The current study presented various limitations. Firstly, we assessed the validity of the surgical procedures purely in terms of X-ray measurements and included no descriptions of clinical outcomes. Secondly, the method and timing for capturing the standing X-rays of both legs were not strictly determined or applied for all patients. Finally, we carried out only a static assessment of the effect of the surgical procedure without indicating the association with dynamic assessment. Future studies should address these limitations to obtain a complete understanding of KA-TKA.

5. Conclusion

We are by no means decrying mechanical alignment, which has been the golden standard for many years. However, this paper has demonstrated that it may be possible to reduce the 20% dissatisfaction rate of TKA patients by fully grasping the concept of kinematic alignment and reproducing the joint lines of individual patients while maintaining the concepts of respecting soft tissue and resurfacing surgery. Since KA-TKA is a soft tissue respecting the procedure, the preserved ligaments (particularly the ACL and PCL) affect component placement. Therefore, it is important to remember that the placement of the tibial component may vary depending on the type of implant used. We anticipate that in the near future, there will be a paradigm shift in TKA from mechanical alignment, which systematically aims for neutral alignment, to kinematic alignment, which involves patient-specific, personalized alignment.

Acknowledgements

Special thanks to Editage for their assistance with English-language editing for this manuscript.

Authors’ Contributions

1) Conception and design: Yoshinori Soda.

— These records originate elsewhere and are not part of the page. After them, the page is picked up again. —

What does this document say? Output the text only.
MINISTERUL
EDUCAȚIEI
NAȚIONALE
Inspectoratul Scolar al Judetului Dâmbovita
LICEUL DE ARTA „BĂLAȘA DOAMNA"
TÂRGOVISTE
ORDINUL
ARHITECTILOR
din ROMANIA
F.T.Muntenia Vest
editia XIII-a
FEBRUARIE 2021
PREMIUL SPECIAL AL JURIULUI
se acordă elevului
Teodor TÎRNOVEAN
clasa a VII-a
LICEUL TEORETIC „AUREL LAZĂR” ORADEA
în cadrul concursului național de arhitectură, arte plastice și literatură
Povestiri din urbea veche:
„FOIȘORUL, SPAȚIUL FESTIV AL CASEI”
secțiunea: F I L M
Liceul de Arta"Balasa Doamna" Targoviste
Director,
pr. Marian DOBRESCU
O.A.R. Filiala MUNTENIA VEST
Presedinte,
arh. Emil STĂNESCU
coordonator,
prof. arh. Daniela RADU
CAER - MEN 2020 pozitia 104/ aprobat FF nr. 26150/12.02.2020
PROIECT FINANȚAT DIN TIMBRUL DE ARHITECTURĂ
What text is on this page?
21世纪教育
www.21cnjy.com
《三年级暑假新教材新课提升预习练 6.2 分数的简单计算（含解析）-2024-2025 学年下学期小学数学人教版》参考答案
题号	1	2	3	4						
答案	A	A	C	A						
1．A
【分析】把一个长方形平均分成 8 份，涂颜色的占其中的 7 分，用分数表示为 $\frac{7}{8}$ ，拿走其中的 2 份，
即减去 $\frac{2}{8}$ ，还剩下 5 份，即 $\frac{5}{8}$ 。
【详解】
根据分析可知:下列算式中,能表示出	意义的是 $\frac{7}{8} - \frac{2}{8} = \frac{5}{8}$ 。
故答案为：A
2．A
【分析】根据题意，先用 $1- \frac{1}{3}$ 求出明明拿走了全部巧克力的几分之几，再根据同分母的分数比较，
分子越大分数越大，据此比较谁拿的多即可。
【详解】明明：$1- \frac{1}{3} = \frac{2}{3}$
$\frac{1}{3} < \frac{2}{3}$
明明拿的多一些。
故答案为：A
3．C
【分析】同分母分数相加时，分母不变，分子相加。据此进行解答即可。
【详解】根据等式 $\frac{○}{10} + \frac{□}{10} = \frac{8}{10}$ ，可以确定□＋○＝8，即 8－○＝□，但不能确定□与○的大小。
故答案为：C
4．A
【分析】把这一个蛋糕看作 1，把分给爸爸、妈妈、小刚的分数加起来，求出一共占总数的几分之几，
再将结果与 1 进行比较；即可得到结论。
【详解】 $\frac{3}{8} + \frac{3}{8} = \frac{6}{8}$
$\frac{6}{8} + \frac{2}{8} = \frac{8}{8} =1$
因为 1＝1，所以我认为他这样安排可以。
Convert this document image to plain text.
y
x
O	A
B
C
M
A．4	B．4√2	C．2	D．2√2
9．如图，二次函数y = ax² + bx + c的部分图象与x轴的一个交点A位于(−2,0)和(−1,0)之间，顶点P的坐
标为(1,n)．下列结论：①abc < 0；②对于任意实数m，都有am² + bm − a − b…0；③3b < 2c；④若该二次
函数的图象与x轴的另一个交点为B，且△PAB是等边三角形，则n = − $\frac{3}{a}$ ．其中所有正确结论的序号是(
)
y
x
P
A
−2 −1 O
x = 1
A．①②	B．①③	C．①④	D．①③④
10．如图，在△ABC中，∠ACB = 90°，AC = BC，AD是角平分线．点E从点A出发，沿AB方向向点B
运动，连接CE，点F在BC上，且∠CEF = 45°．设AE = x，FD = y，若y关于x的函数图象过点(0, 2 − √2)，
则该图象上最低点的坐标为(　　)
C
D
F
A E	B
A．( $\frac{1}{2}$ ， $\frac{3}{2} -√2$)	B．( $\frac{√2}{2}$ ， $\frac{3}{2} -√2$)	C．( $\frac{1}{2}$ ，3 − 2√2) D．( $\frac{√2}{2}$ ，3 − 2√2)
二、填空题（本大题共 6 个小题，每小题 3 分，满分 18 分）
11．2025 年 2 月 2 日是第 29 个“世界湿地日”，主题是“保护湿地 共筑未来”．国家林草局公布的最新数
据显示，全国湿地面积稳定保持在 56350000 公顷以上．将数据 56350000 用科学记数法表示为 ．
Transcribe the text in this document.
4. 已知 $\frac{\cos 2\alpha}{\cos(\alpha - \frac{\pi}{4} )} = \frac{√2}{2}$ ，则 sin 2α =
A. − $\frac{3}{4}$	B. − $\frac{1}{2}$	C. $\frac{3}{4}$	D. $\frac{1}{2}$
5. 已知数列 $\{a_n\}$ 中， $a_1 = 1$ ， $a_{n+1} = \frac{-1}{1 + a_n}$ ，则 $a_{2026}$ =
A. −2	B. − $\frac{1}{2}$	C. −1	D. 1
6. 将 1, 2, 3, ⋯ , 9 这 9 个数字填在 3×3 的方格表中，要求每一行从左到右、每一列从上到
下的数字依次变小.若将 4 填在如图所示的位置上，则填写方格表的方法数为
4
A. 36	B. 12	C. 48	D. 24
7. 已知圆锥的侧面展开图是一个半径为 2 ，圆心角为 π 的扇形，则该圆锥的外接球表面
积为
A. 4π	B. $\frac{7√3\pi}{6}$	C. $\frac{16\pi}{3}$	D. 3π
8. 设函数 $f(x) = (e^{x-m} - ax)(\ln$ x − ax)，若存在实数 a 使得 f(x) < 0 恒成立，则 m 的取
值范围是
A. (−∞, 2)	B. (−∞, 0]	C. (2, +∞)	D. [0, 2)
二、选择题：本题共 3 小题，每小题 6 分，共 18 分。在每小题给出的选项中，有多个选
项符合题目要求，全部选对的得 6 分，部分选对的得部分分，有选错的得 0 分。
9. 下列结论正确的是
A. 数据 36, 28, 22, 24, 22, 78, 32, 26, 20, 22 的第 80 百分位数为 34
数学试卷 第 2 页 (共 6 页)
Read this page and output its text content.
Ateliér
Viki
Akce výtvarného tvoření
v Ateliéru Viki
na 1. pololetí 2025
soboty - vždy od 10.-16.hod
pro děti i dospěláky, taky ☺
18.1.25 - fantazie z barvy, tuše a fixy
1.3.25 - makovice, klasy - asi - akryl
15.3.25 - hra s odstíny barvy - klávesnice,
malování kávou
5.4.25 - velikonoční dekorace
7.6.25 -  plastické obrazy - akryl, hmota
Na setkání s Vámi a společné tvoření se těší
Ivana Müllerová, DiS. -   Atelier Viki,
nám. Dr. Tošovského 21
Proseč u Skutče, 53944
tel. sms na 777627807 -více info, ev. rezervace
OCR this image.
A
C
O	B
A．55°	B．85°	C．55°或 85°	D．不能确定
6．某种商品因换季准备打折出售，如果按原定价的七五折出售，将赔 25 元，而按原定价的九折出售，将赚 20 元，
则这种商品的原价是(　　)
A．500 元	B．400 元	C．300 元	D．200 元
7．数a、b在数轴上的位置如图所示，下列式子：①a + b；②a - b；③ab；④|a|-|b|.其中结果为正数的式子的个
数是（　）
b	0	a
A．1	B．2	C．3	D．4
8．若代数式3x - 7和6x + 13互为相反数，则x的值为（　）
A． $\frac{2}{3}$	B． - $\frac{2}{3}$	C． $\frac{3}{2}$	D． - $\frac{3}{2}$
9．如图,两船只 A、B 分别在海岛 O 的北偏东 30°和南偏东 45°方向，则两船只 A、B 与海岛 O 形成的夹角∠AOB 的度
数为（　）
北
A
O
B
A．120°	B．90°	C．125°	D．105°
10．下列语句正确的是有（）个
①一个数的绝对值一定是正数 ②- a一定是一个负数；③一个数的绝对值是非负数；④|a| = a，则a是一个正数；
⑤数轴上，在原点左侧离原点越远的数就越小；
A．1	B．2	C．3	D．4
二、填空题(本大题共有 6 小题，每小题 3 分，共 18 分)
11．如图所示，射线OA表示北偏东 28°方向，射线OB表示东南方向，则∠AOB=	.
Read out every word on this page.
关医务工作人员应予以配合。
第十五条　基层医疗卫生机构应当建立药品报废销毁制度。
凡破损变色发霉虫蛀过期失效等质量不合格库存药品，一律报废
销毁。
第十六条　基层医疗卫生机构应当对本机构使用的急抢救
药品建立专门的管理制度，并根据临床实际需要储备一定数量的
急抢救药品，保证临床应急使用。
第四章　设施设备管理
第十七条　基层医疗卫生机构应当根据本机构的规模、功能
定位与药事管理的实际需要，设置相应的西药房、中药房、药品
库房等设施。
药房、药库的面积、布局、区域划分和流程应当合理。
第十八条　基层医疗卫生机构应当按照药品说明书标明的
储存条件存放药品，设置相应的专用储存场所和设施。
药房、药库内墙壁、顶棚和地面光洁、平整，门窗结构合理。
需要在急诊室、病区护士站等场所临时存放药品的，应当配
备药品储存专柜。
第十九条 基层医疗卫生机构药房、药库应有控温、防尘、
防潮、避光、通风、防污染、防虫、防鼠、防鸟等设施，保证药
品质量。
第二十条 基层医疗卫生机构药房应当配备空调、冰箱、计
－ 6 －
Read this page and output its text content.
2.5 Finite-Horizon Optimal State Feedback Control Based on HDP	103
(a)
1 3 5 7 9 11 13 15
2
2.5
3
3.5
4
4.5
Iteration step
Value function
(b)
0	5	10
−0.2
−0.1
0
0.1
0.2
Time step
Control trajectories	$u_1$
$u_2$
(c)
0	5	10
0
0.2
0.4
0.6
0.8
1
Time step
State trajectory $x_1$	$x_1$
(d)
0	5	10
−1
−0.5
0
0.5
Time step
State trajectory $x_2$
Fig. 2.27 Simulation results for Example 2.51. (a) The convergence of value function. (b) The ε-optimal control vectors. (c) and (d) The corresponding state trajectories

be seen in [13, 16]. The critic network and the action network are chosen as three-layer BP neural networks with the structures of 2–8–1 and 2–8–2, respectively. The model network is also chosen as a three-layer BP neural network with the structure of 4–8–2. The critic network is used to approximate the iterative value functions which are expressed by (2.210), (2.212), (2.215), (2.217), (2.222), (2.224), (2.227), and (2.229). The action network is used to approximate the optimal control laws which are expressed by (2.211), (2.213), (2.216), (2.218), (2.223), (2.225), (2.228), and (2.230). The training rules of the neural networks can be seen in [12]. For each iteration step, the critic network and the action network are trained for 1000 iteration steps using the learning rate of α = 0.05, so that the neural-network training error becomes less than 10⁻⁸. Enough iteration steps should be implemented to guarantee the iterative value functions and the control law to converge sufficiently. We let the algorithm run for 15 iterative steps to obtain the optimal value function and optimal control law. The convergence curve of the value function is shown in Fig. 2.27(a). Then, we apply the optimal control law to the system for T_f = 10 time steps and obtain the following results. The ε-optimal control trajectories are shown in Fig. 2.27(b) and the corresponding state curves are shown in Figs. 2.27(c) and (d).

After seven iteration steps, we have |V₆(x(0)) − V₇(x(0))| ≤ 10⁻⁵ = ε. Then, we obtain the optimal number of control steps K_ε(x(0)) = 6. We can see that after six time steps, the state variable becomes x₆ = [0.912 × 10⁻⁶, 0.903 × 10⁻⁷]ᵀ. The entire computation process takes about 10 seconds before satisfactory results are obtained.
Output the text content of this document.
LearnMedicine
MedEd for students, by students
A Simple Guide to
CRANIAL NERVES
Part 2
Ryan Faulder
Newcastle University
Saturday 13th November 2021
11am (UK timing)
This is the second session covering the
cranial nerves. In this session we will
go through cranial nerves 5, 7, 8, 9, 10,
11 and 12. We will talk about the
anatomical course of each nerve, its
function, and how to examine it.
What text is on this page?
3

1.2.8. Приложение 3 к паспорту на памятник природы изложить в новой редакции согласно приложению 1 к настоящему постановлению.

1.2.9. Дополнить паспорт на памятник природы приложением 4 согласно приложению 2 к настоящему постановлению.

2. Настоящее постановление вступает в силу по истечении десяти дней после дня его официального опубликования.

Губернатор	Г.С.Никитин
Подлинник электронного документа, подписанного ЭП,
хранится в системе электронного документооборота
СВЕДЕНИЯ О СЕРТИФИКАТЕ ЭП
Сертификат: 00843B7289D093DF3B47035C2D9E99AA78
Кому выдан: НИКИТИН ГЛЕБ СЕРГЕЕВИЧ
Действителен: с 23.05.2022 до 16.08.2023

2) Administrative support: Yoshinori Soda.

3) Provision of study materials or patients: Yoshinori Soda& Mitsuhiro Nakamura.

4) Collection and assembly of data: Yoshinori Soda.

5) Data analysis and interpretation: All authors.

6) Manuscript writing: All authors.

7) Final approval of manuscript: All authors.

Availability of Data and Materials

The datasets used and/or analyzed during the current study are available from the corresponding author on reasonable request.

Reporting Checklist Statement

The authors have completed the STROBE reporting checklist.

Ethical Statement

The authors are accountable for all aspects of the work in ensuring that questions related to the accuracy or integrity of any part of the work are appropriately investigated and resolved. The study was conducted in accordance with the Declaration of Helsinki (as revised in 2013). The study was approved by the ethics committee of Hiroshima City Hiroshima Citizens Hospital (No. 2019-199) and written informed consent was taken from all individual participants.

Conflicts of Interest

All authors have completed the ICMJE uniform disclosure form. The authors have no conflicts of interest to declare.